The Catamaran Literary Reader is published in Santa Cruz, California and celebrates both literature and the visual arts. The cover of its Spring 2013 edition is pictured here. That Spring edition contains an article called "Nature's Blinded Visionaries: John Muir, E.O. Wilson, and the Sixth Extinction." You can click the link to read the article. I recommend it. 

Did you know that John Muir was blind, for some time, before he recovered sight and came to California? I didn't. Similarly, did you know that Harvard biologist E.O. Wilson, one of the world's  greatest living scientists, also lost the sight in one eye, when he was quite young? This is another story I didn't know. It was a blindness that transformed his life.

In an interview with Wilson, documented in the article, author John Moir explores the so-called "Sixth Extinction."

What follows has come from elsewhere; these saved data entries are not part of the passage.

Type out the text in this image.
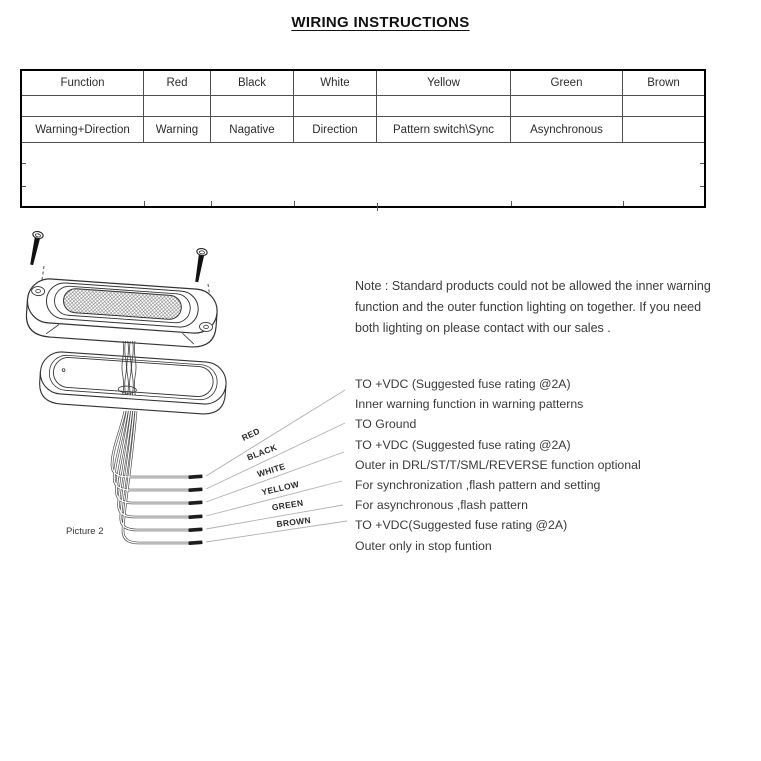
WIRING INSTRUCTIONS
Function	Red	Black	White	Yellow	Green	Brown
Warning+Direction	Warning	Nagative	Direction	Pattern switch\Sync	Asynchronous
RED
BLACK
WHITE
YELLOW
GREEN
BROWN
Picture 2
Note : Standard products could not be allowed the inner warning
function and the outer function lighting on together. If you need
both lighting on please contact with our sales .
TO +VDC (Suggested fuse rating @2A)
Inner warning function in warning patterns
TO Ground
TO +VDC (Suggested fuse rating @2A)
Outer in DRL/ST/T/SML/REVERSE function optional
For synchronization ,flash pattern and setting
For asynchronous ,flash pattern
TO +VDC(Suggested fuse rating @2A)
Outer only in stop funtion
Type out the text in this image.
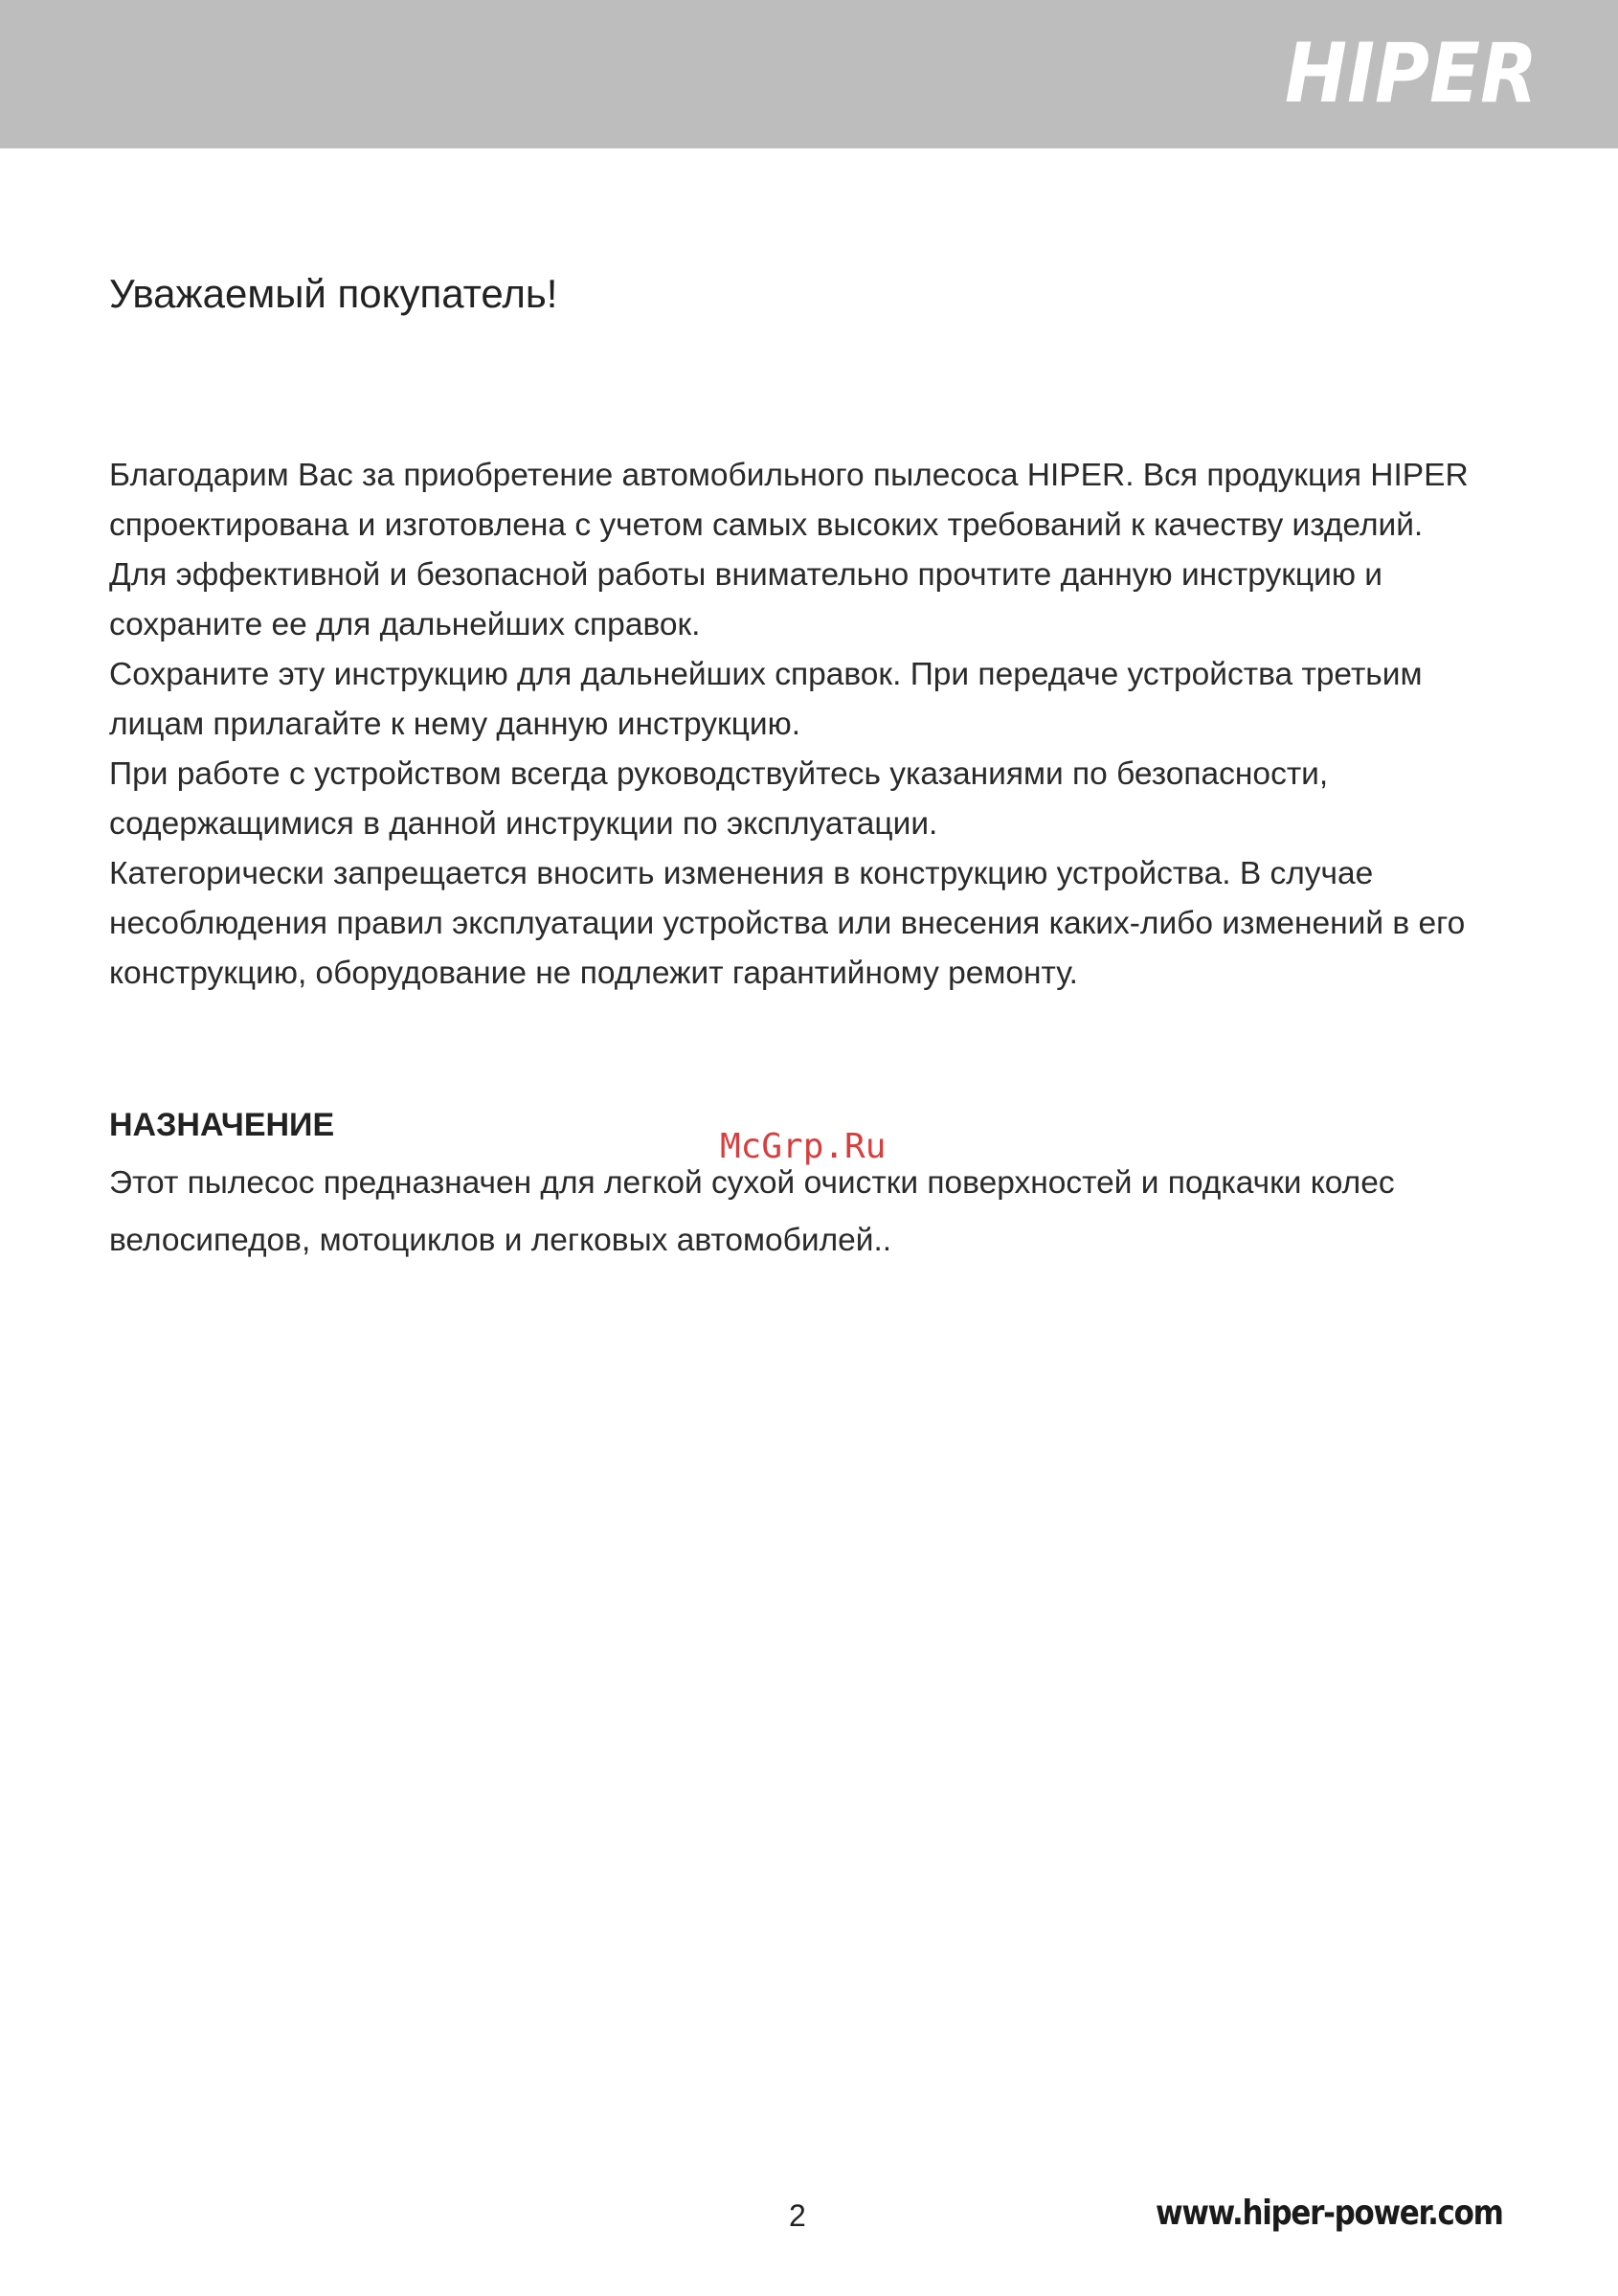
HIPER
Уважаемый покупатель!

Благодарим Вас за приобретение автомобильного пылесоса HIPER. Вся продукция HIPER спроектирована и изготовлена с учетом самых высоких требований к качеству изделий.

Для эффективной и безопасной работы внимательно прочтите данную инструкцию и сохраните ее для дальнейших справок.

Сохраните эту инструкцию для дальнейших справок. При передаче устройства третьим лицам прилагайте к нему данную инструкцию.

При работе с устройством всегда руководствуйтесь указаниями по безопасности, содержащимися в данной инструкции по эксплуатации.

Категорически запрещается вносить изменения в конструкцию устройства. В случае несоблюдения правил эксплуатации устройства или внесения каких-либо изменений в его конструкцию, оборудование не подлежит гарантийному ремонту.

НАЗНАЧЕНИЕ

Этот пылесос предназначен для легкой сухой очистки поверхностей и подкачки колес велосипедов, мотоциклов и легковых автомобилей..

McGrp.Ru
2	www.hiper-power.com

There is little doubt left in the minds of professional biologists that Earth is currently faced with a mounting loss of species that threatens to rival the five great mass extinctions of the geological past. As long ago as 1993, Harvard biologist E.O. Wilson estimated that Earth is currently losing something on the order of 30,000 species per year — which breaks down to the even more daunting statistic of some three species per hour. Some biologists have begun to feel that this biodiversity crisis — this “Sixth Extinction” — is even more severe, and more imminent, than Wilson had supposed.
                        - American Institute of Biological Sciences

What can stand against this cataclysmic loss of life, this massive extinction? Perhaps, we must rely almost solely on what Wilson calls biophilia, an "instinctive connection that humans seek with nature." Wilson believes that this feeling has biological origins. 

Whatever the source of this feeling, we need to search for it within ourselves, to motivate actions in the world we create, the human world, that can help prevent the decimation of the Natural World upon which we ultimately depend. Moir's article concludes as follows:

Can we navigate our way through this crisis? Wilson thinks that the answer will be decided within the lifetimes of many of us alive today. We are the ones. The integrity of Earth's life and the destiny of the human species are in our hands.